Impact is an arc of three replaceable layers of Dyneema (45 degrees at 40″) in three heights (~14″, ~28″, and ~36″) nested snuggly in a flexible Kevlar jacket that buttons closed. The bottom is sliced along a plane at between 6 and 10 degrees from horizontal. A 4 inch square hole is cut into the center where a 1/2 inch thick, 5.5 square inch rolled steel boss is mounted on the outside with four heavy bolts. A Kevlar arm pad is on the inside, which extends horizontally left and right slightly beyond the edge of the shield.
The center of mass of the boss is 1-3 inches forward of the elbow. Retaining straps, affixed to loops in the jacket several inches from the top, attach to the shoulder loops of a standard vest, which must be reinforced to avoid pulling the vest uncomfortably up under the chin. In this way, the shield can be worn on the back, the top of which should be a few inches above the base of the back of the helmet when standing or sitting. A quick-release on each strap allows one side or the other to become very loose, permitting the strap to fall forward over the shoulder and the shield to be deployed rapidly on either side.

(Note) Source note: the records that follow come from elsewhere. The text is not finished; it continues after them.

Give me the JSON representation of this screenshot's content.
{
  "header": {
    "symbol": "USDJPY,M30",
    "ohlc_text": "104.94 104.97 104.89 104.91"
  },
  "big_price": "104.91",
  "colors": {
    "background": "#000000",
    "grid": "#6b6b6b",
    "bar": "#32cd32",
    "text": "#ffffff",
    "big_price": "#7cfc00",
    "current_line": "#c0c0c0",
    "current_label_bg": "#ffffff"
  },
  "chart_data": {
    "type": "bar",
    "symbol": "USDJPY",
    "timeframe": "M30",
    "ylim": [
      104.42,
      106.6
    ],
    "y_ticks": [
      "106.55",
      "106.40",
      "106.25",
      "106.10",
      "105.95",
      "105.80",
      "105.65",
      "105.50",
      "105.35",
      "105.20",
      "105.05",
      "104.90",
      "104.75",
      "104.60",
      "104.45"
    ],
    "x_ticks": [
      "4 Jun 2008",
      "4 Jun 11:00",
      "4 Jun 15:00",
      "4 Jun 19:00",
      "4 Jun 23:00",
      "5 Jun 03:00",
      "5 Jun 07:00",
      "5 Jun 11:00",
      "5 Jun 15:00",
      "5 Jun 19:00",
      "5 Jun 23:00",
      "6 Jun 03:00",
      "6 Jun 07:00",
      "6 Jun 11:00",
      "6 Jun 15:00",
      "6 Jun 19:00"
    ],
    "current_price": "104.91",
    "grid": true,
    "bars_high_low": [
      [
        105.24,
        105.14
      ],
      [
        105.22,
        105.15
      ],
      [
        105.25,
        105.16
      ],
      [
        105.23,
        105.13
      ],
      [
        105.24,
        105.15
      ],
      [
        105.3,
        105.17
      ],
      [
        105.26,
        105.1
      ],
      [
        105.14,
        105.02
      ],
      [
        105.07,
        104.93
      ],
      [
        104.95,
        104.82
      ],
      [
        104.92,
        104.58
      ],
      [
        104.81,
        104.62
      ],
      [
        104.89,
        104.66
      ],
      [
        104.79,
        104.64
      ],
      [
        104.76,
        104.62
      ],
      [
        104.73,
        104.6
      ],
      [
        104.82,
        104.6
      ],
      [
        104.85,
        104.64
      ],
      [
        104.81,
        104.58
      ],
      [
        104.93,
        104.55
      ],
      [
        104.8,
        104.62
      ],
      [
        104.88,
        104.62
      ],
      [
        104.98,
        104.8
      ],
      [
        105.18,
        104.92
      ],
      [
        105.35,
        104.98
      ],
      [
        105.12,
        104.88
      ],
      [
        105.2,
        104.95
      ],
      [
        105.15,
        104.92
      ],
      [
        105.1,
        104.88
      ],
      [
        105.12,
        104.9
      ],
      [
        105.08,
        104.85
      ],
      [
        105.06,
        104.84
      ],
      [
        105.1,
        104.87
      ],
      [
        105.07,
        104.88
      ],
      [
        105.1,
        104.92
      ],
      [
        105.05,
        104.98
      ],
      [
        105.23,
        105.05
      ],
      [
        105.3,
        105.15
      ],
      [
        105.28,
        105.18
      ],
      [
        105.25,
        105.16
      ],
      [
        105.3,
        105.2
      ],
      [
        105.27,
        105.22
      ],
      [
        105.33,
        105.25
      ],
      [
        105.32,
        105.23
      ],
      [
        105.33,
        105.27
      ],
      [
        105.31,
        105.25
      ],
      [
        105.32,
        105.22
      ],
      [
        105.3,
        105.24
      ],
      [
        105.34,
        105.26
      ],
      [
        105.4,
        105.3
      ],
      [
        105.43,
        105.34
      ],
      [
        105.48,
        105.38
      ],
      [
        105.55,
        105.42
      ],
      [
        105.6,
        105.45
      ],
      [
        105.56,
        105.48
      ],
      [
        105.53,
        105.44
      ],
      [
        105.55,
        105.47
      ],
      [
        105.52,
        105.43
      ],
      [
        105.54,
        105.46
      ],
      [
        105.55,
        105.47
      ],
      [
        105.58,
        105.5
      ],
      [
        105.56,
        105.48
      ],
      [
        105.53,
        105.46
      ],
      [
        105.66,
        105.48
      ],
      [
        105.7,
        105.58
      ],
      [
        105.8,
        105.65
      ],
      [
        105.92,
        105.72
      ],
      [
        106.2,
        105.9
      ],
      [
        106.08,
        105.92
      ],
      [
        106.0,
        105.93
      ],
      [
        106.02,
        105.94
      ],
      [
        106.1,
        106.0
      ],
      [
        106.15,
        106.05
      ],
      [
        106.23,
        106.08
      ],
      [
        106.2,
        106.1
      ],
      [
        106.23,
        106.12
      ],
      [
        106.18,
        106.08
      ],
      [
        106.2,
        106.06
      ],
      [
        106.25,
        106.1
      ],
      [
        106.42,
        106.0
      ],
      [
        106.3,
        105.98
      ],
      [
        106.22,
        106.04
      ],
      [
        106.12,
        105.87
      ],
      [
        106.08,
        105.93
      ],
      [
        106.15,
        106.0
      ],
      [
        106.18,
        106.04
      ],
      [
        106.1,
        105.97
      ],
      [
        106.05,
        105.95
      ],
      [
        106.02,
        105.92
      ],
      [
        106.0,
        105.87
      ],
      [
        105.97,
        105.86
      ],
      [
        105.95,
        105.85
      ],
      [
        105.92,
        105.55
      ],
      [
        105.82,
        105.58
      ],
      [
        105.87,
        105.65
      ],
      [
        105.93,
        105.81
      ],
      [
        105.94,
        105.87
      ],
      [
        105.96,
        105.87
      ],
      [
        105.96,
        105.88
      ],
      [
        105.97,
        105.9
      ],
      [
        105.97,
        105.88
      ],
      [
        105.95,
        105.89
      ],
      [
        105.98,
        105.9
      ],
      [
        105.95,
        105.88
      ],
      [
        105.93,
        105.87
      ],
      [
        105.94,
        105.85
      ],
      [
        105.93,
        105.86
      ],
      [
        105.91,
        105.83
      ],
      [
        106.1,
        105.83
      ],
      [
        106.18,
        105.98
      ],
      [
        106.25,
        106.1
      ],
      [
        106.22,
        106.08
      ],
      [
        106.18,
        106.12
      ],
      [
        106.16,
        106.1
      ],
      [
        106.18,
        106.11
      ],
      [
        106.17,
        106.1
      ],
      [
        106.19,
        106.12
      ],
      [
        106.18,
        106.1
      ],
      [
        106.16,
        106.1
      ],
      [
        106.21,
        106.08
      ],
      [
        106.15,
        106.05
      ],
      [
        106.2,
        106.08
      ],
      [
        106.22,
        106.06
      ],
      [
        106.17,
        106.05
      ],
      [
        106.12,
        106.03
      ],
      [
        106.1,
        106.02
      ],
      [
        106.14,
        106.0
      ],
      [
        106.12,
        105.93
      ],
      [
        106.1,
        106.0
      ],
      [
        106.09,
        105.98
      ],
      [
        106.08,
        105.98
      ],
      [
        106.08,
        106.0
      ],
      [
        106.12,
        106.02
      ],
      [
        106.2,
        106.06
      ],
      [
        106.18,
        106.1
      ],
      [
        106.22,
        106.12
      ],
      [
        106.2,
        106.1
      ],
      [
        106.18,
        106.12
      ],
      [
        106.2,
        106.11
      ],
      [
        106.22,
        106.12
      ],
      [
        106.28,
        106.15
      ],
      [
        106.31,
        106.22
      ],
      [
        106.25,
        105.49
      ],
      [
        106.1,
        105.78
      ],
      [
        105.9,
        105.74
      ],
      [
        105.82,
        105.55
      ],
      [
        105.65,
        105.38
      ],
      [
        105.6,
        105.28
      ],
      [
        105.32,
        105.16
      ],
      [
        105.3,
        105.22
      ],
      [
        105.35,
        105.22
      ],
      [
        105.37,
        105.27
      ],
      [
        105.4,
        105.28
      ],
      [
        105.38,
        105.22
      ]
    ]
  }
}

The Dyneema can be replaced after a requisite number of hits by disassembly. The jacket can as well. The boss is, for all intents, indestructible, but can be replaced with various options including but not limited to:
-Sharp (steel spike that gets wider and sharper at the base)
-Blinder (high-output plexiglass light with strobe settings)
Apart from its tactical application, it has many other simple uses. It can be used as a small back/neck litter, or two can be connected to make a large one. It can be used as a field expedient table, shelter cover, or a wet/cold weather seat. Because the main part of the unit is Dyneema, the shield floats so it can act as a flotation device for personnel or equipment.
A small dry erase board with a possible low-light red LED could be mounted on the back. A kickstand could be installed so that it would be freestanding. With a hole-stitched camouflage layer around the Kevlar, it can be camouflaged in the same manner as helmets and vests (where appropriate).
A team from SWAT visited my neighborhood and I took a chance and told one of them about just aspect number 1. Six months later I saw that characteristic on the site I checked for ballistic shield specs. I’m not aware of further development, nor have I seen the other two un-mentioned characteristics elsewhere.
This clearly only has one application: militaria, general infantry, specifically as they are the most vulnerable. It was my intention that 1:2-6 Marines carry one, depending their mission, which would also determine the size of the shield and the nature of the boss.